Follow the link to see V3's microprocessor timeline.
As with many great innovations, controversy surrounds who actually invented the microprocessor, but Intel's 4004 was the first chip to become commercially available to anyone that might wish to build something with it, a move that would quickly lead to the birth of the microcomputer industry.
In fact, as Intel has pointed out, it was the company's expertise in silicon manufacturing technology that enabled it to produce a working chip where others with the same idea had failed, and staying at the cutting edge of manufacturing process technology continues to be a key goal for Intel.
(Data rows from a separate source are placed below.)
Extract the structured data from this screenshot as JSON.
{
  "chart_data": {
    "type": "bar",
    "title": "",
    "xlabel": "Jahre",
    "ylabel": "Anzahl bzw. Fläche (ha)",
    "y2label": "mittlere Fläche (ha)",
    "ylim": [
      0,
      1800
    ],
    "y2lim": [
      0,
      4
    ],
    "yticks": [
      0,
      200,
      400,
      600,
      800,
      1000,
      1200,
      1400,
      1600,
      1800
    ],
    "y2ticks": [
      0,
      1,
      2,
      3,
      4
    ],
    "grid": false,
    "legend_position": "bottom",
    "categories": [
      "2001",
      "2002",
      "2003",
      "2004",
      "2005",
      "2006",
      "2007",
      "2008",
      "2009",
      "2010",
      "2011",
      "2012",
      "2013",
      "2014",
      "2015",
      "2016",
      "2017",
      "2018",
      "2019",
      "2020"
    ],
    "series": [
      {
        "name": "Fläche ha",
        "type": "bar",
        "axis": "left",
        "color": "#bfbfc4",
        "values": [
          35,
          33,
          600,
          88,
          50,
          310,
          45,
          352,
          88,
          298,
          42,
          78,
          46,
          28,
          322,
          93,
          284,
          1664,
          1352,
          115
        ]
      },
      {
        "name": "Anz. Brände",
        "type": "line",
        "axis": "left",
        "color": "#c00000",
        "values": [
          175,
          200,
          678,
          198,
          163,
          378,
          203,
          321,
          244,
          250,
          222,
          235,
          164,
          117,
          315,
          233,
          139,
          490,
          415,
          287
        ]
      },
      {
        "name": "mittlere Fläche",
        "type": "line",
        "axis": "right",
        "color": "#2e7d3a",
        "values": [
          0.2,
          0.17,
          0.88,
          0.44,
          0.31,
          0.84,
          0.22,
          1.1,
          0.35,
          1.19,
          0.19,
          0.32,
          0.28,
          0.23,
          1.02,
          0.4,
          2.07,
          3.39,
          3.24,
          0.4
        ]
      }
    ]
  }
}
The 4004 was produced in 1971 in response to an order from Japanese firm Busicom to drive a new electronic calculator, but Intel decided to produce a general-purpose solution that could be programmed for other tasks, rather than build a single-purpose dedicated set of circuits.
With just 2,300 transistors, the 4004 seems incredibly basic compared to the latest Intel Core processors that are approaching a billion transistors on a single chip, but the basic elements of today's CPUs can be seen in the design of the 4004.
The chip featured a 4-bit bus through which it communicated with the RAM, ROM and I/O components that Intel designed as a complete chipset to fulfil the Busicom contract.
Programmers were somewhat limited in what they could accomplish with the 4004; it could address no more than 4KB of program memory (ROM) and a maximum 1,280 words of 4-bit data memory (RAM).
However, it should be noted that early products like the 4004 were viewed at the time as solutions for process control, to be embedded into devices such as calculators, printers and other equipment as a controller rather than to produce a general-purpose programmable computer.
Intel followed up the 4004 with the 8008, the first 8-bit microprocessor to come to market in 1972. This could address up to 16KB of memory, and powered some very early microcomputers, despite its limitations.
Microprocessors and microcomputers really started to take off with the launch of Intel's 8080 chip in 1974. With a memory space of 64KB and a clock speed up to 2MHz, this set the template for many 8-bit processors that followed, especially the Zilog Z80, which was software compatible with the 8080.
The 8080 formed the basis of the legendary Altair 8800, one of the first personal computers, which was sold as a kit for hobbyists to build themselves.